Boris Gobille~: Il faut d’abord souligner que cette histoire n’est pas vraiment enseignée dans le secondaire. Peut-être, en outre, Mai68 subit-il la disqualification plus générale de la génération du baby-boom, qui aurait profité de tout, d’une stabilité du travail, de l’époque où le CDI représentait encore la très grande majorité des flux d’embauche, où le sida n’existait pas encore mais où la contraception apparaissait, etc. Cette richesse-là aurait été dilapidée par cette génération, qui fermerait désormais la porte derrière elle. Mais il convient d’être prudent~: beaucoup ont en effet intérêt à opposer les générations entre elles. En fait, pour connaître véritablement le rapport des jeunes à Mai68, il faudrait bien sûr faire des enquêtes.

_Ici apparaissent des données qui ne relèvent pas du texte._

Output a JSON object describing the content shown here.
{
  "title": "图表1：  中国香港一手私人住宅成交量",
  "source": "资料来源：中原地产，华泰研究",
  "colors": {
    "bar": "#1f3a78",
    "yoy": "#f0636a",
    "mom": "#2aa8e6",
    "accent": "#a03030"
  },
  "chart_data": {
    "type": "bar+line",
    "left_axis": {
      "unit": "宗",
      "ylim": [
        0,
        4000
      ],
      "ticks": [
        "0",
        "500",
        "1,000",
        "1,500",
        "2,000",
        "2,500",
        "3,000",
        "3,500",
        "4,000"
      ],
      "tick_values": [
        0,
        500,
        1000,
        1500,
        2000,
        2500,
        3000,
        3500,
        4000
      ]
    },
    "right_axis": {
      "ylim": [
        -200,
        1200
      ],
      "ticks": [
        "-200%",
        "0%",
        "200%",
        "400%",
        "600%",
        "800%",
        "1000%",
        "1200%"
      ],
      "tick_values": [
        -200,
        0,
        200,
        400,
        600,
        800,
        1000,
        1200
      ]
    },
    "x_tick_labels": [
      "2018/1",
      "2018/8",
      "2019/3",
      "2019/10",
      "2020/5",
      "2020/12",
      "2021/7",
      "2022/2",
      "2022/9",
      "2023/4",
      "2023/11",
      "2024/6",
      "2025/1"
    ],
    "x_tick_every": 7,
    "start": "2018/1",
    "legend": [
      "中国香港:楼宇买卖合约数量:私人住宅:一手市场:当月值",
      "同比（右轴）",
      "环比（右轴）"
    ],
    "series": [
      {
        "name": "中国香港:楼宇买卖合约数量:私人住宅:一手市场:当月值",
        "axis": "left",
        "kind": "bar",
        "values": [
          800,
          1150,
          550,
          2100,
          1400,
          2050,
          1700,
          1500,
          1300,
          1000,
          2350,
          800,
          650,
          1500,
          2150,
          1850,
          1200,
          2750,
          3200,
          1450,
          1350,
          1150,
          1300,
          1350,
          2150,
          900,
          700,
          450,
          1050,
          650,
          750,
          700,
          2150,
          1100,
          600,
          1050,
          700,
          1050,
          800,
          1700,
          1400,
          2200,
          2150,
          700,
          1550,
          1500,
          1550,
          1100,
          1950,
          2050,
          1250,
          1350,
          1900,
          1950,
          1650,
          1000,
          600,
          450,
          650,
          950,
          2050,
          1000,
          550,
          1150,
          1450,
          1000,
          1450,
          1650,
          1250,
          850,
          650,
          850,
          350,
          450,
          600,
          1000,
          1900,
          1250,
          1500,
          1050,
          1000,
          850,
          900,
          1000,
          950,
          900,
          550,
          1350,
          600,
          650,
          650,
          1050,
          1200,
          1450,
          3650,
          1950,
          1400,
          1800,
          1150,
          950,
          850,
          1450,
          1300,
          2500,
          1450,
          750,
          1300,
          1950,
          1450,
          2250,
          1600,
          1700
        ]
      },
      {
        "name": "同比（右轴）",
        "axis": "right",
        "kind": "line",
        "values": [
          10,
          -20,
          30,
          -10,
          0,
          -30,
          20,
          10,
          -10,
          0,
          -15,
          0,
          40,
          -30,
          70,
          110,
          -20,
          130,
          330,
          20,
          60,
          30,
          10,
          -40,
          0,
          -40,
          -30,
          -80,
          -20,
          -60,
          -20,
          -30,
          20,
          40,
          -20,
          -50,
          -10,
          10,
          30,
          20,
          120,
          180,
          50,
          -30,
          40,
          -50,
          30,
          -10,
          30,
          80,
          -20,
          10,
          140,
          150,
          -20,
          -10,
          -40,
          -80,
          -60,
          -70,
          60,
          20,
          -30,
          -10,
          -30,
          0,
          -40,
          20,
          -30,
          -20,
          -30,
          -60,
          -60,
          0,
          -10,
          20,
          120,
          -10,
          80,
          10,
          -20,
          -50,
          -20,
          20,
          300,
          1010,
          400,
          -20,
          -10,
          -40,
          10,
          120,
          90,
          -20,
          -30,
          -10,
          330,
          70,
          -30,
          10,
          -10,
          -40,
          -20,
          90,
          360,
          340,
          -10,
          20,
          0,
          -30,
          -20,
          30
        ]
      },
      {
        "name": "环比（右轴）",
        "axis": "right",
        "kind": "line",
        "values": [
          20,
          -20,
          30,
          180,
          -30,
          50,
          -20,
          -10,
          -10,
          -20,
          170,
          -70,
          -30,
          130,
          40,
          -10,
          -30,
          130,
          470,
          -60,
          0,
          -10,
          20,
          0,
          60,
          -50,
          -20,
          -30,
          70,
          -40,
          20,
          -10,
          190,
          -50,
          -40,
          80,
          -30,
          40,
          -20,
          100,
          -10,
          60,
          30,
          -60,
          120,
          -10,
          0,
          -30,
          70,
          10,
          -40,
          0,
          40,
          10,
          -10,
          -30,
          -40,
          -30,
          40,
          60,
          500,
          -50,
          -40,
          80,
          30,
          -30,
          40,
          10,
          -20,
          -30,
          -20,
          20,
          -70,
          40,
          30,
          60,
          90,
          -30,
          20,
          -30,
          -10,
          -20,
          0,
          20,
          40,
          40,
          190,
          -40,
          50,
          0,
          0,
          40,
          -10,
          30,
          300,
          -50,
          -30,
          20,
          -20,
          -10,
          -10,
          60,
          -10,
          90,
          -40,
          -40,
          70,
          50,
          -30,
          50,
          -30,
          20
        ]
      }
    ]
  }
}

Dans la guerre des interprétations, la question de la jonction entre le mouvement étudiant et les grèves ouvrières apparaît comme centrale. Selon vous, cette jonction a-t-elle eu lieu~?

Bernard Pudal~: Oui et non. La jonction organisationnelle, qui a parfois été rêvée par des groupes gauchistes étudiants, d’aller aux usines Renault, de faire l’alliance avec les organisations syndicales, la CGT, etc., n’a pas eu lieu. Mais il faut aussi regarder ailleurs, en particulier en province, là où, par exemple, la conduite des grèves et des actions n’était pas totalement contrôlée par l’appareil politique du PCF, opposé à toute conciliation avec ceux qu’il nommait « les gauchistes ». Surtout, il ne faut pas confondre cette question de la jonction organisationnelle avec la question des relations multiples, ce que j’appelle les « métissages », qui se sont produits de différentes manières. Par exemple, dans les années 1960 et dans l’après-68, des étudiants, qui étaient fils d’agriculteurs, ont continué à voir leurs frères qui sont restés à la ferme. Ils ont contribué à désenclaver symboliquement les perceptions du monde social de leur milieu d’origine. C’est dans ces conditions que se sont nouées des conceptions sur une autre façon d’être agriculteur, et qu’ont eu prise des thématiques comme celles des paysans travailleurs, posant les bases de la Confédération paysanne.

De même, dans un documentaire d’Yves Jeuland, Camarades , on voit un postier, secrétaire de la fédération de la Jeunesse communiste à Toulouse, et homosexuel, raconter qu’avant 68 la direction du PCF l’a exclu à cause de son homosexualité. Quand est arrivé Mai68, il est allé voir ce qui se passait dans les facs de Toulouse. Voici ce qu’il en dit~: « Au début, je ne comprenais rien. Au bout d’un certain temps, je me suis habitué. Puis j’ai trouvé ce qu’ils disaient intéressant. Et en plus, ils étaient mignons… » Le monde social est toujours plus compliqué~: en réalité, Mai68 a été l’occasion pour beaucoup de nouer des relations, de découvrir des conceptions du monde, qui produiront leurs effets plus tard.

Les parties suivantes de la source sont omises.